Pues el tiempo para Tomás no discurría con el mismo ritmo que el del común. Pausado, sin estridencias, irónico… se daba tiempo, lo dilataba. Leía lento, reteniendo el placer de la frase bien construida. Sibarita, ante sus hallazgos culinarios paladeaba morosamente los sucesivos bocados puntuándolos con comentarios precisos sobre su deleite; nadie como él en el aprecio cadencioso del humo del cigarrillo. “Date tiempo”, decía Wittgenstein que debería ser el saludo de los filósofos y Tomás se regaló tanto tiempo cuanto pudo, ese fue un rasgo distintivo sobresaliente de su personalidad.
Compartí con Tomás libros, películas, viajes, algunos veranos inolvidables en Mallorca, las obras de los artistas que nos cautivaron, barras de bar, almuerzos a media mañana o cenas en lugares siempre de su elección que nunca me defraudaron. Ahora veo nítidamente que mi amigo me enseñó las cosas más difíciles, las que no están en los libros, las que se decantan de la experiencia de una vida vivida muy peculiar. Sí, fue editor de poesía, galerista internacional (Galería Temple, Galería Tomás March), alma junto a Salomé –su amor, su cómplice, su esposa- de aquel café fuera del tiempo de la calle Ruíz de Lihory.
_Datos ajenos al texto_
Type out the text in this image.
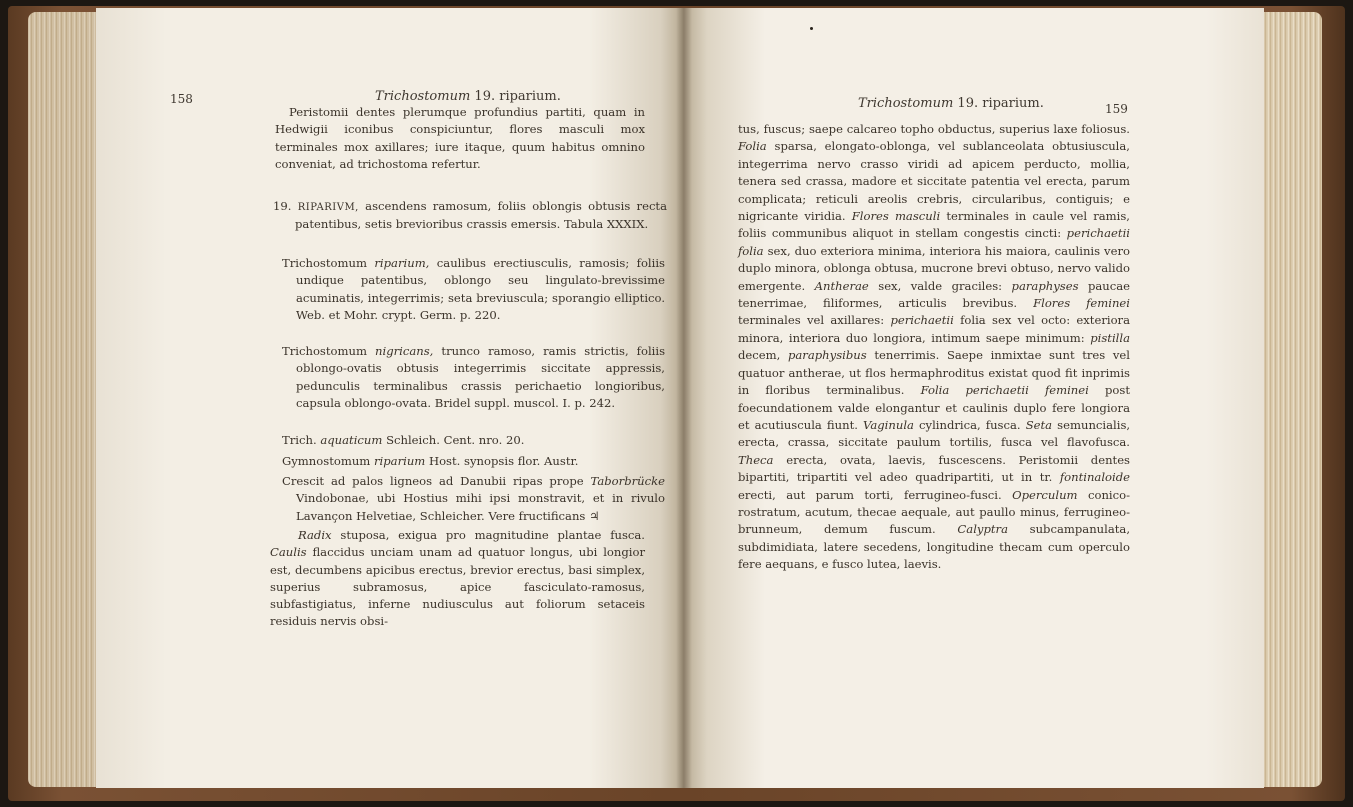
158	Trichostomum 19. riparium.
Peristomii dentes plerumque profundius partiti, quam in Hedwigii iconibus conspiciuntur, flores masculi mox terminales mox axillares; iure itaque, quum habitus omnino conveniat, ad trichostoma refertur.
19. RIPARIVM, ascendens ramosum, foliis oblongis obtusis recta patentibus, setis brevioribus crassis emersis. Tabula XXXIX.
Trichostomum riparium, caulibus erectiusculis, ramosis; foliis undique patentibus, oblongo seu lingulato-brevissime acuminatis, integerrimis; seta breviuscula; sporangio elliptico. Web. et Mohr. crypt. Germ. p. 220.
Trichostomum nigricans, trunco ramoso, ramis strictis, foliis oblongo-ovatis obtusis integerrimis siccitate appressis, pedunculis terminalibus crassis perichaetio longioribus, capsula oblongo-ovata. Bridel suppl. muscol. I. p. 242.
Trich. aquaticum Schleich. Cent. nro. 20.
Gymnostomum riparium Host. synopsis flor. Austr.
Crescit ad palos ligneos ad Danubii ripas prope Taborbrücke Vindobonae, ubi Hostius mihi ipsi monstravit, et in rivulo Lavançon Helvetiae, Schleicher. Vere fructificans ♃
Radix stuposa, exigua pro magnitudine plantae fusca. Caulis flaccidus unciam unam ad quatuor longus, ubi longior est, decumbens apicibus erectus, brevior erectus, basi simplex, superius subramosus, apice fasciculato-ramosus, subfastigiatus, inferne nudiusculus aut foliorum setaceis residuis nervis obsi-
Trichostomum 19. riparium.	159
tus, fuscus; saepe calcareo topho obductus, superius laxe foliosus. Folia sparsa, elongato-oblonga, vel sublanceolata obtusiuscula, integerrima nervo crasso viridi ad apicem perducto, mollia, tenera sed crassa, madore et siccitate patentia vel erecta, parum complicata; reticuli areolis crebris, circularibus, contiguis; e nigricante viridia. Flores masculi terminales in caule vel ramis, foliis communibus aliquot in stellam congestis cincti: perichaetii folia sex, duo exteriora minima, interiora his maiora, caulinis vero duplo minora, oblonga obtusa, mucrone brevi obtuso, nervo valido emergente. Antherae sex, valde graciles: paraphyses paucae tenerrimae, filiformes, articulis brevibus. Flores feminei terminales vel axillares: perichaetii folia sex vel octo: exteriora minora, interiora duo longiora, intimum saepe minimum: pistilla decem, paraphysibus tenerrimis. Saepe inmixtae sunt tres vel quatuor antherae, ut flos hermaphroditus existat quod fit inprimis in floribus terminalibus. Folia perichaetii feminei post foecundationem valde elongantur et caulinis duplo fere longiora et acutiuscula fiunt. Vaginula cylindrica, fusca. Seta semuncialis, erecta, crassa, siccitate paulum tortilis, fusca vel flavofusca. Theca erecta, ovata, laevis, fuscescens. Peristomii dentes bipartiti, tripartiti vel adeo quadripartiti, ut in tr. fontinaloide erecti, aut parum torti, ferrugineo-fusci. Operculum conico-rostratum, acutum, thecae aequale, aut paullo minus, ferrugineo-brunneum, demum fuscum. Calyptra subcampanulata, subdimidiata, latere secedens, longitudine thecam cum operculo fere aequans, e fusco lutea, laevis.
Malvarrosa, lugar de reunión y refugio de la bohemia local, de obligada visita para cualquier forastero que quisiera conocer las claves de esta ciudad cruel. Pero todo ello en Tomás no era sino el efecto externo, el poso de su capacidad de goce, de su generosidad y de su talante amistoso. Mientras escribo torpemente estas líneas, un vórtice de imágenes me impide continuar más meditadamente algo que estuviera a la altura de la amistad que nos unió, a la medida de su rara y benévola aura. Los dos leíamos por la noche hasta muy tarde. En ocasiones irrumpía un wasap: “¿Estás despierto?” Para mí, y tantos otros, aunque ahora duerma, siempre estará ahí, despierto.
Nicolás Sánchez Durá es catedrático emérito de Filosofía de la Universitat de València.